A DEAD SEA SCROLLS EXHIBITION is coming to the Jewish Museum in New York. From the press release:
THE DEAD SEA SCROLLS: MYSTERIES OF THE ANCIENT WORLD

September 21, 2008 through January 4, 2009

The discovery of the Dead Sea Scrolls was one of the archaeological sensations of the 20th century. Objects of ancient religious observance and intense modern scholarly debate, these parchment texts were found, starting in 1947, in caves in the Judean Desert, east of Jerusalem and near the Dead Sea. Created over 2,000 years ago, the scrolls turned out to contain previously unknown Jewish compositions as well as the oldest surviving copies of the Hebrew Bible. When biblical scholars first learned of these texts, they were electrified by their potential for new revelations about Judaism and Christianity. Over time, some 900 separate scrolls were found in neighboring caves. They are collectively called the Dead Sea Scrolls. The new exhibition, The Dead Sea Scrolls: Mysteries of the Ancient World, features fragments of six scrolls, which have never been seen in New York City before. Three of the scrolls are being exhibited for the first time anywhere. Treasured and revelatory, the Dead Sea Scrolls on display, together with over 30 artifacts discovered at Qumran, near the caves where the documents were found, will provide unique insights into the lives of ancient peoples and the formulation of modern religious practice. A seven-minute film will further enrich the visitor experience. This exhibition represents the collaboration between the Israel Antiquities Authority and The Jewish Museum. All of the objects are from the National Treasures of the Israel Antiquities Authority.

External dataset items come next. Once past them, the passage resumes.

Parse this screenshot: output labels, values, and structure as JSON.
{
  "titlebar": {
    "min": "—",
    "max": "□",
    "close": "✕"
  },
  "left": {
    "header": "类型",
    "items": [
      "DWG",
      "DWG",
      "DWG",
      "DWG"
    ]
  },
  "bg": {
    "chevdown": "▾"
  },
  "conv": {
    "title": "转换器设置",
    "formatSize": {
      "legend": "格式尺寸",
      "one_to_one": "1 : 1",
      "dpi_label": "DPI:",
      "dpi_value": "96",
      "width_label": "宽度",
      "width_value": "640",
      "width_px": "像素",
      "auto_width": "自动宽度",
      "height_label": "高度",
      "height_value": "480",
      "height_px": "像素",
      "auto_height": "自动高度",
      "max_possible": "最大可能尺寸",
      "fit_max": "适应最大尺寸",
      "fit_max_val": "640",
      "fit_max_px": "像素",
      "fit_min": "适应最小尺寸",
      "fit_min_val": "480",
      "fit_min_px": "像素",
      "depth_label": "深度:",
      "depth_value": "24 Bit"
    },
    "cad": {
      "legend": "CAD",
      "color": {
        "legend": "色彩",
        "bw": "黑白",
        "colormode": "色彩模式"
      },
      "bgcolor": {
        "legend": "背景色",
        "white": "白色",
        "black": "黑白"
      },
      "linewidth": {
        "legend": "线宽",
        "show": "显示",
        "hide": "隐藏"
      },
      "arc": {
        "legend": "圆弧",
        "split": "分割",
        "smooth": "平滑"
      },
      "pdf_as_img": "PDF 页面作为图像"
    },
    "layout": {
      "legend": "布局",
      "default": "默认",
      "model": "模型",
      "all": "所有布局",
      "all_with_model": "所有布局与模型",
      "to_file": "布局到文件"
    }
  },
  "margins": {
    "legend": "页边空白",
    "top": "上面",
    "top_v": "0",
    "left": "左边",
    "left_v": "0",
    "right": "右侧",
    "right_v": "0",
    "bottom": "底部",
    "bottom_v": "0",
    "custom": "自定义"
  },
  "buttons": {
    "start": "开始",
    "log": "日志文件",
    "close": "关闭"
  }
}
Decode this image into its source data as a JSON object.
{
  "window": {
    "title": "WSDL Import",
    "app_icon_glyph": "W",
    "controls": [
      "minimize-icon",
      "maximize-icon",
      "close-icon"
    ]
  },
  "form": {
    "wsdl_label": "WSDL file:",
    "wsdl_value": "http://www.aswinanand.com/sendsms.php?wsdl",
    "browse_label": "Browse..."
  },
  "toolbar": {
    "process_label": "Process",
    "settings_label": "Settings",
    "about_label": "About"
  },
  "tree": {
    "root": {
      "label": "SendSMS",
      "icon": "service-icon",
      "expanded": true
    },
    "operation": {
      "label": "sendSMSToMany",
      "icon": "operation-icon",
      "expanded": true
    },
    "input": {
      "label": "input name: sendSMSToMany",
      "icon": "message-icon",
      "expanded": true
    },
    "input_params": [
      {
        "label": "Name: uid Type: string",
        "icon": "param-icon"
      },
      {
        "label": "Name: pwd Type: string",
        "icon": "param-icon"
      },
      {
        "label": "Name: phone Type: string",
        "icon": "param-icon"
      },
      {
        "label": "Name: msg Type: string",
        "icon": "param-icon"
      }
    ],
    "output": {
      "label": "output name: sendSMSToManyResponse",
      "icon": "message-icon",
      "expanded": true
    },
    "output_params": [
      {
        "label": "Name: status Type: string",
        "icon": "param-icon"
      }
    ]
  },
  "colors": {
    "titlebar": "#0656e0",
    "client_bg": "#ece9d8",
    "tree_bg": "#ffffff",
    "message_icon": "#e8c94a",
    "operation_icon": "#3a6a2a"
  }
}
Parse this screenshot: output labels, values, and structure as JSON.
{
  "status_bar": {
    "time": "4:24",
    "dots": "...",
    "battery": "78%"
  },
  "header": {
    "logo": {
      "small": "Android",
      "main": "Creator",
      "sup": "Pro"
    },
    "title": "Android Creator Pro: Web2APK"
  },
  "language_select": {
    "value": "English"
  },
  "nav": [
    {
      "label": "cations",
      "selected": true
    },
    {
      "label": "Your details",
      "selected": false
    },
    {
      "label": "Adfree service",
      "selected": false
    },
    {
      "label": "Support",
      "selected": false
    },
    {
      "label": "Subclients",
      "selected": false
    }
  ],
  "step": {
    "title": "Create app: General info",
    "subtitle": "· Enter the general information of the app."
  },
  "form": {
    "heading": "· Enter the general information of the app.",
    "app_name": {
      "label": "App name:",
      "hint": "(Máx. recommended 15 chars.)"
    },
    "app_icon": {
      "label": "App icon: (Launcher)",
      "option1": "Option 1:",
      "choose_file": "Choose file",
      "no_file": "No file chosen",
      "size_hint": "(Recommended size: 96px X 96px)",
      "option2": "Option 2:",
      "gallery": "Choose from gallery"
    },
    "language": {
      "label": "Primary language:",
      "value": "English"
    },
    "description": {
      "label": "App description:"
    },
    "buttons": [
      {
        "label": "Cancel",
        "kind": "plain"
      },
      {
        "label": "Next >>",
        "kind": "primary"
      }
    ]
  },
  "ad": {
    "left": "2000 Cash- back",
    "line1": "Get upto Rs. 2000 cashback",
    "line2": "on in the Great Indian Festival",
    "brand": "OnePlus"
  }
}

PRESS PREVIEW - Wednesday, September 17, 10 am – 1 pm
And from the exhibit website:
The Jewish Museum’s exhibition will include six Dead Sea Scrolls. They represent the important transformation that occurred in Jewish worship from sacrifice to Bible study and prayer, the debates among Jewish groups of the Second Temple Period, and the indirect connections between the scrolls and early Christianity. The scrolls include a part of one of the earliest copies of the Hebrew Bible in existence, the Book of Jeremiah, which dates to 225-175 BCE and has never before been exhibited. Other texts that will be shown include an aprocryphal work, the Book of Tobit, which was rejected for the Hebrew canon but eventually accepted into the Christian Old Testament; an early example of a prayer from The Words of the Luminaries; and Aramaic Apocryphon of Daniel, which mentions a son of God. Also shown will be excerpts from two sectarian compositions, the Community Rule, which lays out the regulations for joining and being a member of a sect, and the War Scroll, which describes a great war at the end of days. Two of these scrolls have also never been exhibited, while three others have never been seen in New York.

The exhibition will also include some artifacts from the site of Qumran. A jar and linen wrapper that protected the scrolls, the earliest phylacteries, dishes and vessels, and objects of daily life such as sandals, hairnets, and combs will illuminate the current scholarly debates over who used and who hid the scrolls.
I have already mentioned the Archaeology Zone children's exhibit currently at the Jewish Museum.